Warga Kecamatan Wirobrajan, Kota Jogja saat tampil dalam Lomba Fragmen Sejarah di Auditorium IFI-LIP Yogyakarta, Rabu (18/9/2019). - Dyah Febriyani
19 September 2019 14:47 WIB Dyah Febriyani Jogja Share :

Harianjogja.com, JOGJA—Sejarah lokal yang berkembang di 14 kecamatan se-Kota Jogja ditampilkan dalam bentuk pergelaran teater. Dalam pergelaran bertajuk Lomba Fragmen Sejarah yang digelar di Auditorium IFI-LIP Yogyakarta selama tiga hari, sejak Rabu (18/9/2019) hingga Jumat (20/9/2019) tersebut, setiap kecamatan di Jogja menampilkan fragmen sejarah yang ada di wilayah mereka masing-masing.

Kepala Seksi Sejarah Dinas Kebudayaan Kota Jogja, Fitria Dyah Anggraeni mengatakan Lomba Fragmen Sejarah diselenggarakan dalam rangka melestarikan serta mengembangkan sejarah, khususnya sejarah lokal yang ada di Kota Jogja. Tidak jarang warga malah tidak tahu sejarah tempat yang mereka tinggali sendiri. Makanya perlu adanya dorongan untuk warga agar dapat mengetahui sejarah, salah satunya lewat teater ini,” ucap dia saat ditemui di sela-sela acara, Rabu.

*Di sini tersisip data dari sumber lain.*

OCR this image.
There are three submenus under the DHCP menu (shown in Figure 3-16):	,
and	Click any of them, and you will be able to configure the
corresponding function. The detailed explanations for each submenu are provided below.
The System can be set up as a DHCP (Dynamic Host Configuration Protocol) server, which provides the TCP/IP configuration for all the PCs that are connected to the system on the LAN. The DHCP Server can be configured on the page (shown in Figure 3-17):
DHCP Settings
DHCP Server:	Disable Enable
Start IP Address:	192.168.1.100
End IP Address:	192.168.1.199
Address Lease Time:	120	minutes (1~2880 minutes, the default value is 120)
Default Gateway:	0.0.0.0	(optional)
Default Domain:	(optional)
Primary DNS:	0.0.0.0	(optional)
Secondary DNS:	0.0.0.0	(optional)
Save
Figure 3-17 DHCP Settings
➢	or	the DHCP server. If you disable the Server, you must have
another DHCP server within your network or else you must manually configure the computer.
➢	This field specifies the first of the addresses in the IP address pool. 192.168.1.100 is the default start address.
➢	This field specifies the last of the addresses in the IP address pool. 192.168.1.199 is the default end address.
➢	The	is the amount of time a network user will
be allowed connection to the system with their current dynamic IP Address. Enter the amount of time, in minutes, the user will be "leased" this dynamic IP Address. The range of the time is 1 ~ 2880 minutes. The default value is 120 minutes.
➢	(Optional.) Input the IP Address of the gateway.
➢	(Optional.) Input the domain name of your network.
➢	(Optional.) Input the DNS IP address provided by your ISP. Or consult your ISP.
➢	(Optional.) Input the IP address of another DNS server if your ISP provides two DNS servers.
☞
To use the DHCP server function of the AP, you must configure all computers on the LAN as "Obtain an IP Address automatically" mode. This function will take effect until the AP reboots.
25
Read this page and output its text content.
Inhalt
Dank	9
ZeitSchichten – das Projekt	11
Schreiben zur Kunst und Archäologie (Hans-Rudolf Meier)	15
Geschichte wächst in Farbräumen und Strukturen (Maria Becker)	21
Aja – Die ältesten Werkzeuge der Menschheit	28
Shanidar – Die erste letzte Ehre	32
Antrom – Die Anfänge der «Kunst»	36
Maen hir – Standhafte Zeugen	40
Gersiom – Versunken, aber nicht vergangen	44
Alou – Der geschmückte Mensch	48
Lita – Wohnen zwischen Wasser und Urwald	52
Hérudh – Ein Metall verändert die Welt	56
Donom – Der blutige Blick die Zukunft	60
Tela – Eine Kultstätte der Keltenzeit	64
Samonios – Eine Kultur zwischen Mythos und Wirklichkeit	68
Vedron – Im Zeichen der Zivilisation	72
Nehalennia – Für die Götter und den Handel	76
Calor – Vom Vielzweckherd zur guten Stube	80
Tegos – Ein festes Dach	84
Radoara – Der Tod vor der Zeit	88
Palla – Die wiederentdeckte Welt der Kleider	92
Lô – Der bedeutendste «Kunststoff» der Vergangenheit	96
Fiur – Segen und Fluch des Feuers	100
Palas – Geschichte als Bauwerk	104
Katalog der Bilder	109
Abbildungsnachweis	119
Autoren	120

Pementasan teater dipilih sebagai media untuk mengenal sejarah, imbuh dia, karena teater dinilai paling mudah diterima oleh masyarakat, terlebih anak muda. Melalui media seni dan menulis, sejarah dapat dipelajari dengan cara yang tidak membosankan.

Lewat fragmen teater, imbuh Anggi, sapaan akrab Fitria Dyah Anggraeni, peserta mau tidak mau harus mengeksplorasi sejarah yang ada di tempat tinggalnya. Dengan begitu, referensi dan daya literasi mereka pun baka ikut digembleng. “Dalam Lomba Fragmen Sejarah, warga membuat sebuah naskah skenario, kemudian mereka tampilkan dalam bentuk teater,” ucap Anggi.

Proses pembuatan naskah itu, kata dia, dilakukan warga secara bergotong royong melalui riset kecil-kecilan. Sebagai pancingan awal, Disbud Kota Jogja memberikan topik awal kepada warga untuk dikembangkan. “Contohnya, Kecamatan Tegalrejo identik dengan Diponegoro makanya mereka bikin cerita tentang Diponegoro,” kata Anggi.

Selain itu, Disbud Kota Jogja sebelumnya telah menggelar lokakarya tentang pementasan dan keaktoran. “Dari lokakarya itu, warga bisa membuat naskah sekaligus mementaskannya,” ucap dia.